In this project we cover diferent aspects to ML train and deployment lifecycle.
In Training we have:
- Importing dataset: Here we are importing from a csv file.
- Doing Feature Engineering: Removing high cardinallity features.
- Separate data: Separate data into feature and target values and into training and testing.
- Model: Selecting from different types of model that can be suitable for the task or to a custom model provided in config.
- Evaluation: Metrics in classification (accuracy, Roc-Auc,precision, recall, f1_score) and Metrics in Regression (MAE, MSQRT).
- Generate model: Generate a pickle model.
- It would be nice to have a ML-Flow attach to it just to save metrics
In Model Serving we have:
- Take models from previous step.
- Instanciate a web server. And join the needed files to config.
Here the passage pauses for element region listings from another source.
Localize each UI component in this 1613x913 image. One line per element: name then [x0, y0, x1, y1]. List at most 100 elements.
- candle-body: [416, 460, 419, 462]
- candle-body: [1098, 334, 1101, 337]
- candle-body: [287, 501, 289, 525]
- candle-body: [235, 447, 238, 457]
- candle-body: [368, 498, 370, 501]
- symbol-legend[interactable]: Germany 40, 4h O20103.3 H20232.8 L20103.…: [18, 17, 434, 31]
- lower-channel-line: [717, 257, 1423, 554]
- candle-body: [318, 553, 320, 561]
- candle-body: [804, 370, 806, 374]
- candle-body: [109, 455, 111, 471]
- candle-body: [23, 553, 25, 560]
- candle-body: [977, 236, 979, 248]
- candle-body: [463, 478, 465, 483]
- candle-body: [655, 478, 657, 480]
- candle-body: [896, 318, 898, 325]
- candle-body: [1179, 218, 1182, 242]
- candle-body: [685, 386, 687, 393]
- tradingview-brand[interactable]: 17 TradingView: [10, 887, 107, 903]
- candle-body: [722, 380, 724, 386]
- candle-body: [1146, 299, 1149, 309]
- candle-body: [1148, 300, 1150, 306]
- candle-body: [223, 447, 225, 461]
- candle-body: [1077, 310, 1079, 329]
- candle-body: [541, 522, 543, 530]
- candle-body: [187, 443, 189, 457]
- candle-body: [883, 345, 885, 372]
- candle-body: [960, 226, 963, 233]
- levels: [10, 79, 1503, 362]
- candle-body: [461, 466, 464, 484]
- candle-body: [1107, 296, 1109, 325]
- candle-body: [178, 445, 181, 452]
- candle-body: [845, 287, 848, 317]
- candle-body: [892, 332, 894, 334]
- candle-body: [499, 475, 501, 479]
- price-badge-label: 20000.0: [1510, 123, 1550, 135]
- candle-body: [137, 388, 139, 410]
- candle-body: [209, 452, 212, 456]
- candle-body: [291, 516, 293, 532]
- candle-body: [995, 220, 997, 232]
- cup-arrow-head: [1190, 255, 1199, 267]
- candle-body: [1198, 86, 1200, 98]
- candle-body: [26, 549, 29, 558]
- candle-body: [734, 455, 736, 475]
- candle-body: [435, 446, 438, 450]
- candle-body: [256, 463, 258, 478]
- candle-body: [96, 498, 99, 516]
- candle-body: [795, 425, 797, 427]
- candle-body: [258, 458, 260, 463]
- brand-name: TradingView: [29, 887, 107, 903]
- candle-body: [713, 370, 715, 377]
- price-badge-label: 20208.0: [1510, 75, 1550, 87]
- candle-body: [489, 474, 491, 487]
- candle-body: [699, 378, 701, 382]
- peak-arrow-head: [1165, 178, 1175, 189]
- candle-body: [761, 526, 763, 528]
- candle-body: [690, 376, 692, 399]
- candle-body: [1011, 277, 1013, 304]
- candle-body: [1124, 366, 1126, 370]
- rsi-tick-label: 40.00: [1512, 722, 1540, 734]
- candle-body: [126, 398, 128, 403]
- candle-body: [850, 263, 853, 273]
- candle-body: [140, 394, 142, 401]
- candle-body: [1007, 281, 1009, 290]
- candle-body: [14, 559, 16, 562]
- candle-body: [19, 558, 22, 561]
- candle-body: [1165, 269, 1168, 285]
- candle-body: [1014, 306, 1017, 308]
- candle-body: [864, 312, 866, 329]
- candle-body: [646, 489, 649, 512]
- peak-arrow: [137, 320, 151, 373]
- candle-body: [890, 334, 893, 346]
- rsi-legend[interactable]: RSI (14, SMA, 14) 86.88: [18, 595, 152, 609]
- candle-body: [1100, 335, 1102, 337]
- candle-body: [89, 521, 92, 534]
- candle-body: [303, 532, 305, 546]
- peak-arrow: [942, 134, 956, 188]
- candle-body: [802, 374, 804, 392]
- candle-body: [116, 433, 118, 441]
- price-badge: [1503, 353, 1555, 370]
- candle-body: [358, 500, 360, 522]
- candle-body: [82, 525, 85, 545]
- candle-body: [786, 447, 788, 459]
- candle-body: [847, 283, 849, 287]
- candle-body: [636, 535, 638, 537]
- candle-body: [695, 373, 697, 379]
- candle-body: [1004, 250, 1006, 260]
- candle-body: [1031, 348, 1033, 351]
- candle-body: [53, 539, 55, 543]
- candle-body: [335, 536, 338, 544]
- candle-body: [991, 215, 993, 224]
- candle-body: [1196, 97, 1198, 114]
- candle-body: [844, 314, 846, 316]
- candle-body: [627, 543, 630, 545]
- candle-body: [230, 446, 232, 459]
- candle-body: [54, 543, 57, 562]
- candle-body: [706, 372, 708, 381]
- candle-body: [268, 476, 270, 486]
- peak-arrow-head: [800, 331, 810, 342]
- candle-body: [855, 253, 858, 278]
To see TODOS see at todoApp.txt
File Organization
-
models/ - models and metadatarepository.
-
examples/ - examples for the project.
-
src/ - main applications code
-
libs/ - submodules
-
automl Here we have some modules: importDataset - responsable for importing and perform some feature eng. graphMetrics - responsable for providing information about our dataset. compareData - responsable for comparing Data to see data drifts. trainingDataset - responsable for training algorithms classification and regression. evaluateclasmodel - responsable for evaluating classification models evaluateregmodel - responsable for evaluating regression models.
-
modelServing ModelInfrence - responsible for getting the model and making predictions.
- Create a conda enviroment using enviroment.yml.
- Certify that the data that you need is in datasets
- Go to examples/diabetes. There we have some executables:
- diabete_model.sh - generates a model according to a specific model according to config_diabete.json settings.
- diabete_model_geral.sh : generates a model to certain task not specifing the model. It tries different models and select the best.
- diabete_server.sh - runs Api server for predictions.
- run pytest mlServing_test.sh will test the result o module prediction.
as input in predict you can set [[2,180,74,24,21,23.9091702,1.488172308,22]]
Run command
'''
docker-compose up -d
'''
to containize docker image for model serving.
Then
'''
docker run -d automl_code_core_api_ml
'''
And test in http://localhost:8000
In config_diabete.json code we have the following config.
'''json {"modelName": "Diabetes_Model", "fileInput": {"fileName": "./../../datasets/diabetes.csv", "importType": "File", "separator": ","}, "targetValue": "Diabetic", "partitionTraining": 0.7, "modelType": "Classification", "classNames": ["not-diabetic", "diabetic"], "customModel": {"name": "LogisticRegression", "params": {"C": 10.0, "solver": "liblinear"}}, "metrics_performace": ["acurracy", "roc"], "primaryMetric": "accuracy", "fileOutput": "diabetes_model.pkl"} '''
modelName - name of model, experiment, fileInput - name of dataset used targetValue - target value partitionTraining - partition in training and test modeltype - model type. It is working with: classification and regression classNames - target class names used in classification predict results customModel - parameters for a specific model working with logistic regression, linear regression, decision trees and random forest. It accepts arguments. if customModel == "" then it will try with others models for the task. metrics_performace - metrics used to compare models. primaryMetric - metric used to select best model. fileOutput - name of pickle
In models/
- new model to be used.
- metadata of application.
Next we instanciate run_server.sh that will run a web server in FastAPI to our application. Here metadata from the previous step will be used.